Arriving at the Edge of Yilan

Su'ao sits at the southern end of Yilan County, where the coastal plain pinches between the Central Mountain Range and the Pacific. The Taiwan Railway Yilan Line stops at Su'ao Station, and the spring is an easy five-minute walk from the platform — close enough that travellers passing through on the way to Hualien make it a deliberate detour. The main cold spring park charges a modest entrance fee; inside, covered open-air pools let bathers watch clouds roll over the mountains while the water fizzes around them. A second, quieter facility — the Alishin Spring — sits a short walk further along the same road, less visited and less formal. Both draw from the same geological source beneath the town.

Su'ao Beyond the Spring

The town around the spring has its own personality. Su'ao is a working port — fishing boats come in with crab, lobster, filefish, and shrimp, and the seafood restaurants near the harbour are a reason to linger beyond the spring itself.
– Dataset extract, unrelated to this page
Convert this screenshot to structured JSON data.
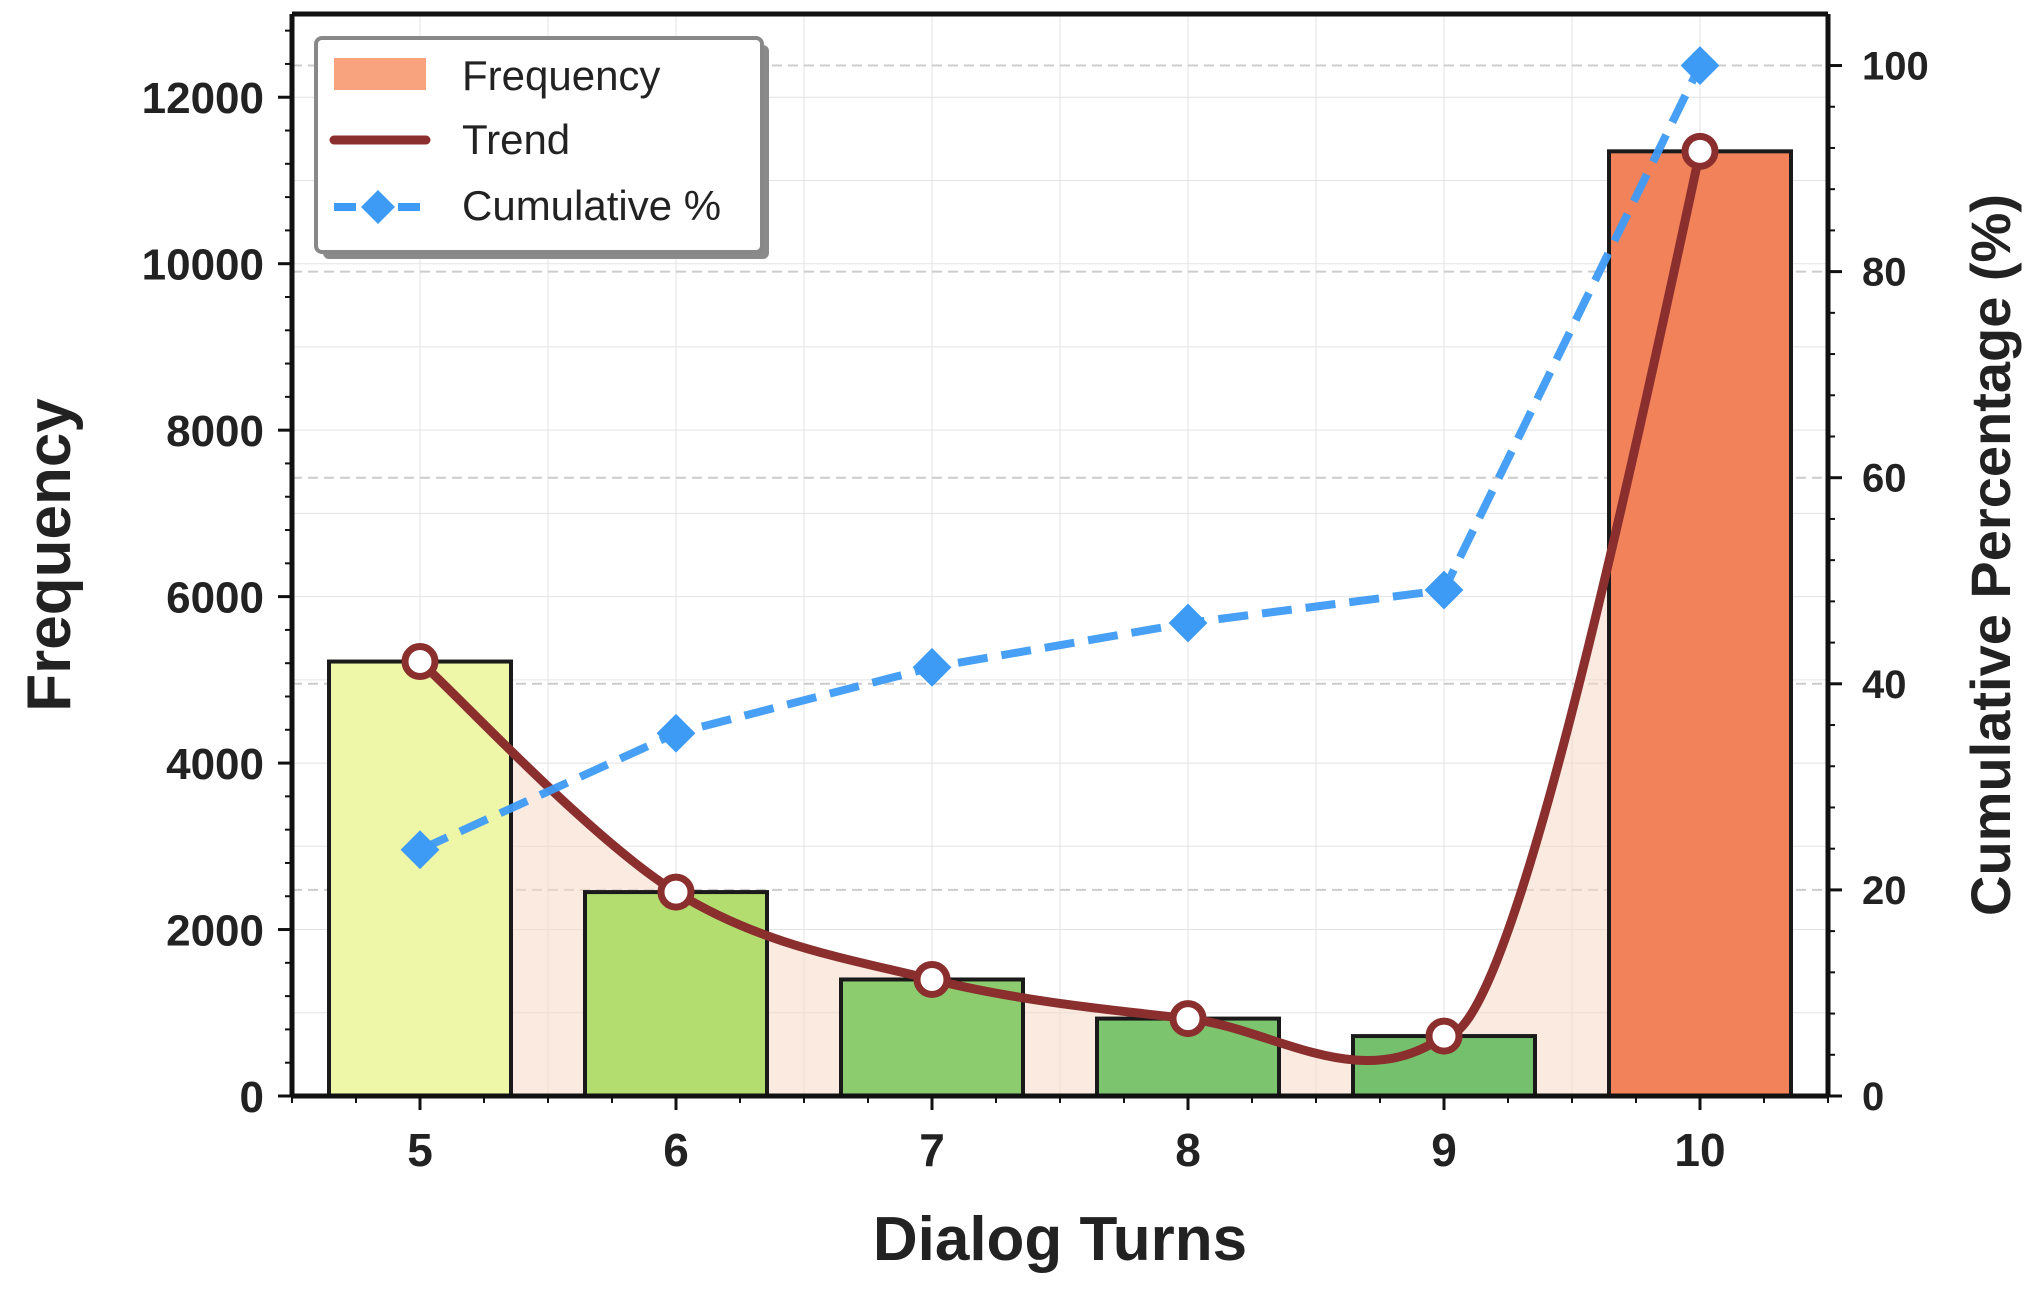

Baimi Clog Village, on the outskirts of town, sells wooden clogs in both traditional and modern styles, a craft that has persisted through changing fashions. The spring park anchors the town's tourist identity, but Su'ao has never quite become a resort destination — it remains a place with its own industry and its own rhythm, where visitors are welcome but the town was not built for them. That quality is part of what makes an afternoon here feel unhurried.

What the Fizz Feels Like

Travel writers have tried to describe it: the sensation of bathing in naturally carbonated water is distinct from anything produced artificially. The bubbles are finer, more persistent, and they cling to skin rather than streaming past it. At 22°C the water is cooler than body temperature — refreshing rather than warming — and the mild acidity leaves skin feeling smooth afterward. On hot summer weekends the pools fill with families from Taipei and Hualien, the children especially delighted by water that appears to be alive. In quieter seasons, on a weekday morning, you can have a pool largely to yourself, listening to the mountain wind come through the roof, and feel the carbon dioxide working its quiet, geological patience against your hands.

From the Air

Su'ao Cold Spring sits at 24.597°N, 121.851°E in Su'ao Township, Yilan County, on Taiwan's northeastern coast. From the air, the town is visible where the Central Mountain Range meets the Pacific — look for the port facilities on the coast and the compact town grid just inland. The nearest major airport is Taipei Songshan (RCSS), approximately 75 kilometres to the northwest. Flying approach from the north follows the Yilan coastal plain; from the south, the Su-Hua Highway corridor is visible clinging to the cliffs. Best viewed at 2,000–4,000 feet in clear conditions, when the contrast between the forested mountains and the coastal settlement is sharpest.